NEW YORK • Concerned about illicit money flowing into luxury real estate, the Treasury Department of the United States has said it would begin identifying and tracking secret buyers of high-end properties.
The initiative will start in two of the nation's major destinations for global wealth: Manhattan and Miami-Dade County. It will shine a light on the darkest corner of the industry: All-cash purchases made by shell companies that shield purchasers' identities.
It is the first time the federal government has required real estate companies to disclose names behind cash transactions, and it is likely to send shudders through the real estate industry, which has benefited enormously in recent years from a building boom increasingly dependent on wealthy, secretive buyers.
The initiative, announced on Wednesday, is part of a broader federal effort to increase the focus on money laundering in real estate. Treasury and federal law enforcement officials said they were putting greater resources into investigating luxury real estate sales that involve shell companies like limited liability companies (LLCs), partnerships and other entities.
Future investigations, they said, will focus increasingly on professionals who assist in money laundering, including real estate agents, lawyers, bankers and LLC formation agents.
The New York Times examined a decade of ownership at the Time Warner Centre, an iconic condominium complex near Central Park, and found a number of hidden owners who had been the subjects of government investigations.
They included former Russian senators, a former governor from Colombia, a British financier, and a businessman tied to the prime minister of Malaysia, Mr Najib Razak, who is now under investigation.
In Florida, the newspaper uncovered a condominium in Boca Raton tied to Mexico's top housing official, who recently stepped down and is now a leading contender for the governor's office in the southern state of Oaxaca.
NEW YORK TIMES
Officials said the new government efforts were inspired in part by a series last year in The New York Times that examined the rising use of shell companies as foreign buyers increasingly sought safe havens for their money in the US. It found that real estate professionals, especially in the luxury market, often do not know much about buyers.
The use of shell companies in real estate is legal, and LLCs have a range of uses unrelated to secrecy. But a top Treasury official, Ms Jennifer Calvery, said some multimillion-dollar homes were being used as safe deposit boxes for ill-gotten gains, in transactions made more opaque through anonymous shell firms.
In Manhattan, the Treasury initiative requires buyers in sales of more than US$3 million (S$4.3 million) to be reported; in Miami-Dade County, it requires reporting of sales of more than US$1 million.

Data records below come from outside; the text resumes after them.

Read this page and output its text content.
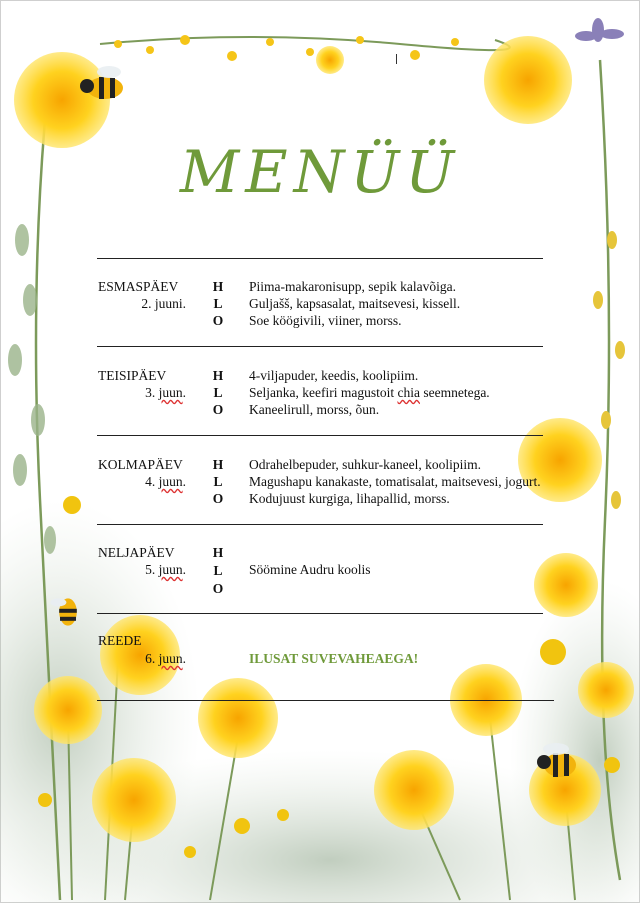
MENÜÜ
ESMASPÄEV
2. juuni.
H
L
O
Piima-makaronisupp, sepik kalavõiga.
Guljašš, kapsasalat, maitsevesi, kissell.
Soe köögivili, viiner, morss.
TEISIPÄEV
3. juun.
H
L
O
4-viljapuder, keedis, koolipiim.
Seljanka, keefiri magustoit chia seemnetega.
Kaneelirull, morss, õun.
KOLMAPÄEV
4. juun.
H
L
O
Odrahelbepuder, suhkur-kaneel, koolipiim.
Magushapu kanakaste, tomatisalat, maitsevesi, jogurt.
Kodujuust kurgiga, lihapallid, morss.
NELJAPÄEV
5. juun.
H
L
O
Söömine Audru koolis
REEDE
6. juun.	ILUSAT SUVEVAHEAEGA!
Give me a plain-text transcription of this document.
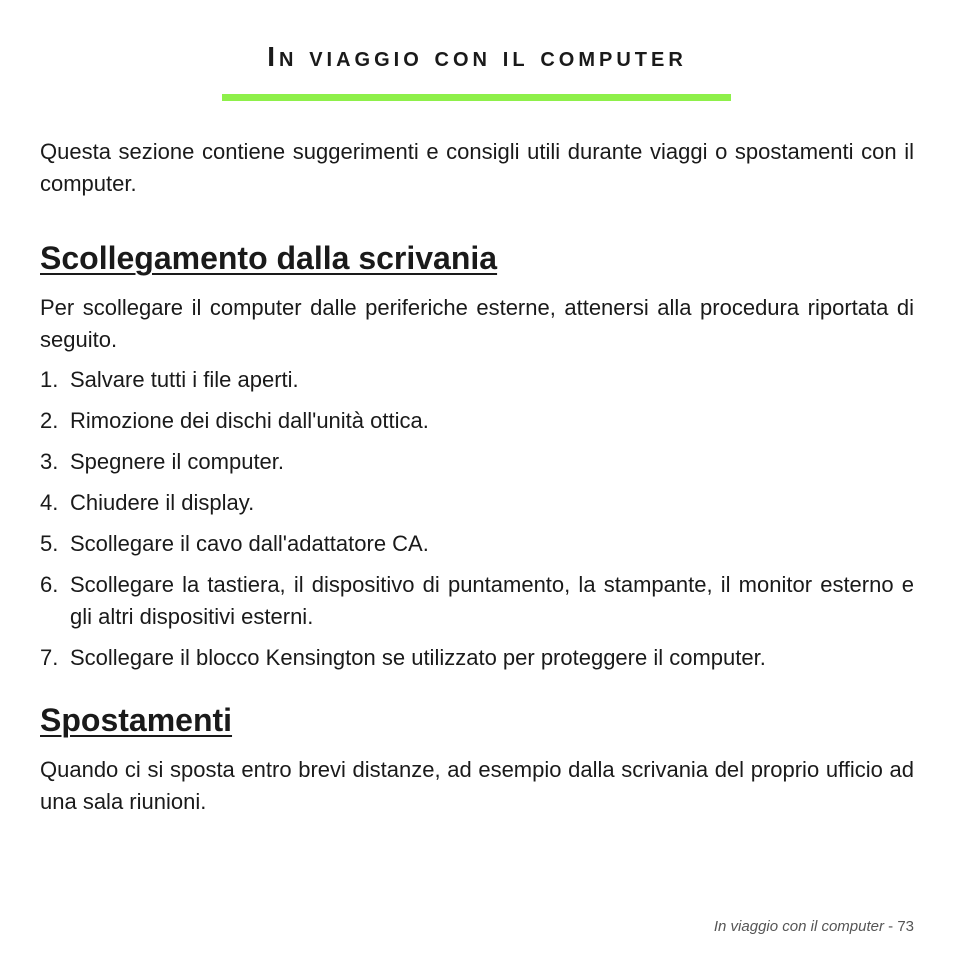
In viaggio con il computer

Questa sezione contiene suggerimenti e consigli utili durante viaggi o spostamenti con il computer.

Scollegamento dalla scrivania

Per scollegare il computer dalle periferiche esterne, attenersi alla procedura riportata di seguito.

1. Salvare tutti i file aperti.
2. Rimozione dei dischi dall'unità ottica.
3. Spegnere il computer.
4. Chiudere il display.
5. Scollegare il cavo dall'adattatore CA.
6. Scollegare la tastiera, il dispositivo di puntamento, la stampante, il monitor esterno e gli altri dispositivi esterni.
7. Scollegare il blocco Kensington se utilizzato per proteggere il computer.
Spostamenti

Quando ci si sposta entro brevi distanze, ad esempio dalla scrivania del proprio ufficio ad una sala riunioni.

In viaggio con il computer - 73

In Manhattan, 1,045 residential sales were more than US$3 million each in the second half of last year. This was worth some US$6.5 billion in total, according to PropertyShark, a real estate data company.
The government initiative will run from March through August. If Treasury officials find that many sales involve money from suspicious sources, Ms Calvery said, they will develop permanent reporting requirements across the country.
A senior FBI official, Mr Patrick Fallon, said the anonymity possible under existing shell companies has stymied investigations and the Treasury initiative would help trace illicit money.
In its investigation, The Times found that nearly half of homes nationwide worth at least US$5 million were purchased using shell companies. In Manhattan and Los Angeles, the figure was higher.
Ms Calvery said the findings helped convince the Treasury that more scrutiny of high-end buyers was needed.